To your clarification: I don't think that was the object of Modesitt's post in reference to how we tax "the rich". People making billions generally aren't complaining as much as people making six figures, and people mostly don't care if a billionaire is complaining, because said billionaire isn't going to go bankrupt next week.
 
Sorry I don't think I made myself clear. I'm not talking about the money, I'm talking about the amount of time one has to put into to earn the money. Going on vacation is a luxury, not a right. We work for these things.

A roof over your head, clean water, food for your children, etc.. these should be rights.
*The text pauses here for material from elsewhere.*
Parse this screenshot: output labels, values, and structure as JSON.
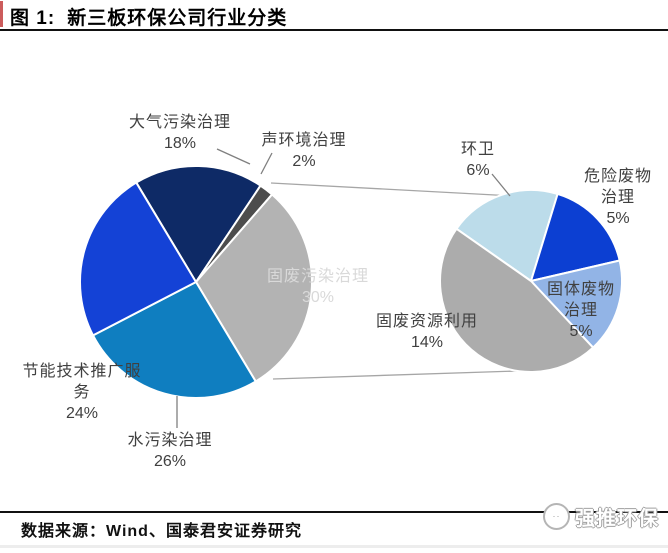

The thing that will ultimately pay for these basic rights is us paying the taxes and the governments puting them to the proper use.
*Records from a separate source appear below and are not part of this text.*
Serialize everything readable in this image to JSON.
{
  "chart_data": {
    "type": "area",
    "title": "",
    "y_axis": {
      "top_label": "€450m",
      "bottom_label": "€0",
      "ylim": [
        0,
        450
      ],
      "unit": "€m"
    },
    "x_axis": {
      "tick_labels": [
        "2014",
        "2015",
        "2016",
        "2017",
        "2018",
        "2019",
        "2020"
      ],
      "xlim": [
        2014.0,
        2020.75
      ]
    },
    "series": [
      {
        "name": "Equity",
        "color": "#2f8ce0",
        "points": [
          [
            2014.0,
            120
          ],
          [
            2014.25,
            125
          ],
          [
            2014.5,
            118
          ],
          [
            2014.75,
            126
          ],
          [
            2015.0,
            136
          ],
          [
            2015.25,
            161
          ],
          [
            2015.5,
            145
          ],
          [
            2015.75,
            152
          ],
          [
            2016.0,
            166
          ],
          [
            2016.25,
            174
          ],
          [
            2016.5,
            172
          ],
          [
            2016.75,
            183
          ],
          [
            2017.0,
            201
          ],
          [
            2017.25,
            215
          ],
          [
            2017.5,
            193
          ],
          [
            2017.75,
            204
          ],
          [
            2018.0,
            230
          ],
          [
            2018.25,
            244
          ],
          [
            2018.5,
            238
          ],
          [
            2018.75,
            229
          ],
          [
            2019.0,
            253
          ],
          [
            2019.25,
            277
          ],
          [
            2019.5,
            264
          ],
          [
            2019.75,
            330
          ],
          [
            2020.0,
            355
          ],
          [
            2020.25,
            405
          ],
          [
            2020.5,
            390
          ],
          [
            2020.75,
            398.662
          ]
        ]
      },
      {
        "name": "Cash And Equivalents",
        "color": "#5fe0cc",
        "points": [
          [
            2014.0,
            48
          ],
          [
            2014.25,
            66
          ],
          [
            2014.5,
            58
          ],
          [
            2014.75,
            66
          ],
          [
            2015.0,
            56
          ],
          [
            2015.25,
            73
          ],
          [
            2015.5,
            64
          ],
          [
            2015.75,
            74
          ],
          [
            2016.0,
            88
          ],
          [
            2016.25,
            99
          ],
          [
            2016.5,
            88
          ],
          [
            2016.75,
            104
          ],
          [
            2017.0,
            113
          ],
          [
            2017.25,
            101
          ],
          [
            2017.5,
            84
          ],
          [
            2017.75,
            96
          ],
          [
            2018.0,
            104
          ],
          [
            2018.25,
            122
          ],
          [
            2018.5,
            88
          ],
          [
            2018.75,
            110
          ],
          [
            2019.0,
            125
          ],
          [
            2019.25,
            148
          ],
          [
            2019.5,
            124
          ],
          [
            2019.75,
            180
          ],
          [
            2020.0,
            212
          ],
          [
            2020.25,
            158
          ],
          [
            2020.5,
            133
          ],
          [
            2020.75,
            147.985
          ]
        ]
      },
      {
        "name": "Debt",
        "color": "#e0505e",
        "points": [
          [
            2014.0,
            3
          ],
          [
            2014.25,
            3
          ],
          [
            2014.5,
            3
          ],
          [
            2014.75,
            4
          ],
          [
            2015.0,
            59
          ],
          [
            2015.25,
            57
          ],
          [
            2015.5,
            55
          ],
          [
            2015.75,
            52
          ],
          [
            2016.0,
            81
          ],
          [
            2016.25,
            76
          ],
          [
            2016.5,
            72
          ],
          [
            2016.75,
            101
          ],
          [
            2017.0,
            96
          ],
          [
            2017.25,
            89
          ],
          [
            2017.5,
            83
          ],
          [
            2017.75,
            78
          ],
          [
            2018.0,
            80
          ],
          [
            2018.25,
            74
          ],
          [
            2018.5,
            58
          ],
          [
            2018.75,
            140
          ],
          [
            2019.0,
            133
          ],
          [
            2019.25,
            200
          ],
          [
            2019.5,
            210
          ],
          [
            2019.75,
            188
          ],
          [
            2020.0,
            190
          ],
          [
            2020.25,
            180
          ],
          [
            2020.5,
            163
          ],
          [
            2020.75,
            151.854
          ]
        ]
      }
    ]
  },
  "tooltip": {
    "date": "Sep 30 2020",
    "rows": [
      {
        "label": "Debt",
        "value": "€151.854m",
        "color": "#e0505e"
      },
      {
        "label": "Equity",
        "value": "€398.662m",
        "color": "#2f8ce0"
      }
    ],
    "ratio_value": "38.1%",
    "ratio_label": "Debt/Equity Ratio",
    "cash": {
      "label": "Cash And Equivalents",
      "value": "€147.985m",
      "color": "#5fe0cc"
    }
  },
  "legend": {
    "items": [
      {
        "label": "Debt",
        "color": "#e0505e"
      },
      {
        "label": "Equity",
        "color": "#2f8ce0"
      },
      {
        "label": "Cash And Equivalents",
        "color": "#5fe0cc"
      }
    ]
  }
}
Read Adiamante it says it perfectly.

Final thought, a lot of people work their asses off for mimimum wage.
 
Yes, and I agree, there are certain rights afforded to anyone, but there is also the right for improvement, even if that is unspoken. For America to continue to be the land of opportunity, we have to allow people to take hold of that opportunity without slamming them down again. Someone here should be able to work really hard as a doctor or something else and be able to enjoy the rewards of that hard work, but by overtaxing we take away their ability to enjoy them in a way that is fair. A billionaire doesn't have this problem, but people we still consider to be rich do. As Modesitt said, $250,000 isn't really rich in all cases. In the Bay Area, that might be well off, but not in the same sense as someone with considerably more money. Someone making 250G isn't likely to throw down and buy a brand new Porsche without thinking twice about it.
Then there are those who make under 250G, who struggle to be able to give their families the benefits that would otherwise be afforded to them for the hard work they have done to get there...except, those of us in the bottom rungs tend to forget that, and assume that if you make six figures, it's okay to tax the hell out of you. But it's not.
The way the country views the rich and the way we treat all rich people, even those that aren't really rich, is a big problem. We don't have the right to take away someone else's opportunities if all they have done is make more money than the rest of us, and by over taxing, and increasing taxes without taking into account where people live, we're essentially using the law to remove opportunity.

I agree, people work their asses off for minimum wage. And I don't for a second believe we should raise their taxes unless by some freak accident minimum wage becomes the new filthy rich...which won't happen. I just have a huge problem with the tax system here. We have to be careful what we do with it, because there is a fine line between reasonable and overbearing. Emotion is a dangerous weapon when it comes to politics.
 
I don't know enough about the tax system in the US to make any kind of sensible comment.

Over here the government recently removed the loweset band of tax exemption, thus making those on the lowest income pay more tax.
 
Oh, I didn't realize you weren't from the states.
See, I don't agree with increasing taxes on the lower echelons at all. Generally that's just stupid, but as I said, in the U.S. we really are flirting with a dangerous line by lumping certain incomes together under the assumption they are all alike, when the fact is, they're not all alike. I think the problem in the U.S. is that we have so many programs that require taxes to fund that we may not have too much of a choice, unless we cut some of those programs (which we should, because I have no doubt there are hundreds, if not thousands of pointless, useless programs out there).